MACKEY : Some of the biggest obstacles are familiar: privacy and policy . HIPAA and GDPR come to mind first, but more specifically the PHI with respect to consumer health information and privacy laws and regulations that affect sharing and deidentification. These factors put the healthcare industry in a single risk sector.

And do not forget that home health policy is a political minefield; the flow and uncertainty of politics make it difficult to develop solutions that fit incentives and health payments.

PALOMBINI: The biggest barrier is not technology or interoperability, its processes and protocols. The most important question we are facing is: how do we incentivize the parties who have benefited from "owners" of patient health data to renounce ownership of such data?

HALAMKA: Blockchain is not an interoperability, a telemedicine or identity management solution. The use cases for blockchain must be carefully specified so they make sense.

Blockchain is at the height of the hype curve right now. If we are not careful, it will become a meme for overpromising and underdelivery in health care.

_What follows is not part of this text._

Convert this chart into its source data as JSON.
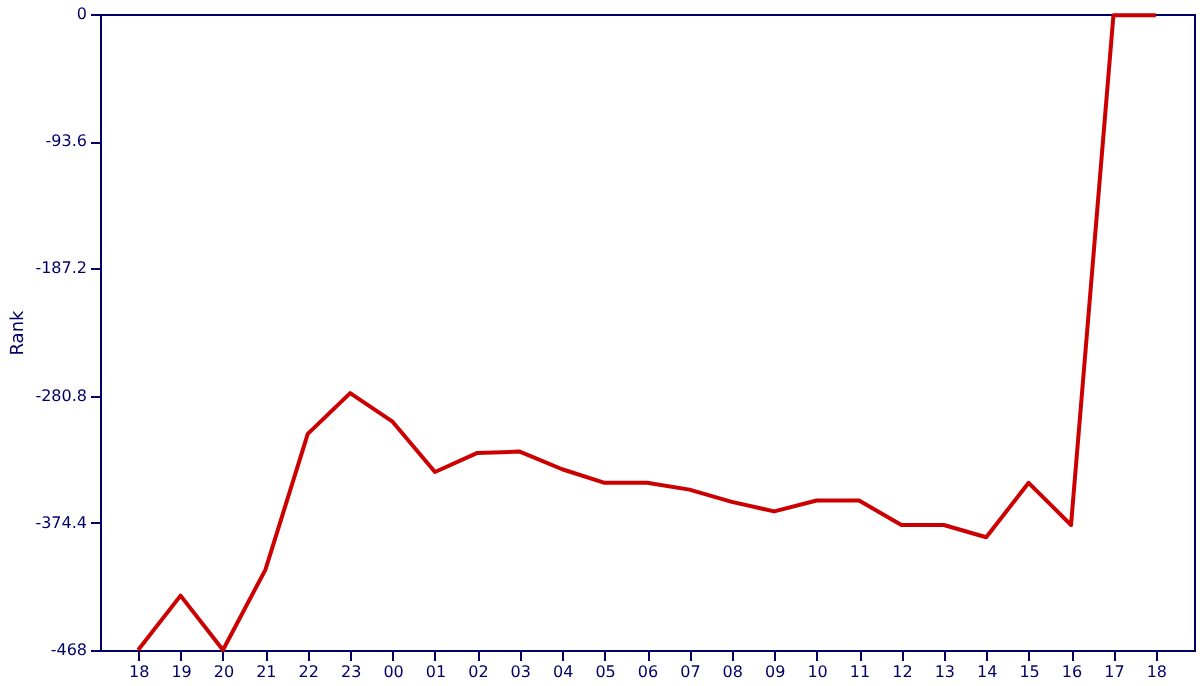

HEALTHTECH: Will blockchain in health go mainstream? If so, when?

GOLDWATER : We are still a few years away. The problem is not really technical, it is a business and cultural .

] It is possible to develop a range of solutions, but it will be necessary to determine their applicability, effectiveness and ability to adapt to multiple providers and healthcare systems, as well as to patients and payers. For now, we have I still need to explain what this technology is, how it can be used and what the implications are.

MACKEY : In some healthcare verticals, the adoption of blockchain will happen fairly quickly For example, in the clinical trial space there are clear advantages that pharmaceutical companies and the FDA are already advancing, as better recruitment of patients, consent of participants to trials using smart contracts and ensuring the validity of clinical trial data and protocols.

In other verticals, such as the supply chain, it will be slower due to concerns about data privacy, the cost of compliance and the conflicting interests of several business partners, such as logistics service providers and manufacturers.


PALOMBINI: I do not think we will ever have 100% compliance in the health sector. Even now, some doctors do not have websites and some patients do not send emails

However, in the next two or four years, I imagine an increase in discussions
on the results of concept tests and pilot projects, as well as results of partial implementations on public blockchain projects coming out of consortia and work groups.

HALAMKA: In the coming years I think it will be widely used for audit trails management of clinical trial and tracing consensus . Practitioners can expect the blockchain to be an invisible technology implemented behind the scenes that provides greater security and information verification because practices increasingly depend on the use of digitized information.

Blockchain for health care is at the start of its life cycle, but has potential standardizes the secure exchange of data in a less onerous manner than previous approaches.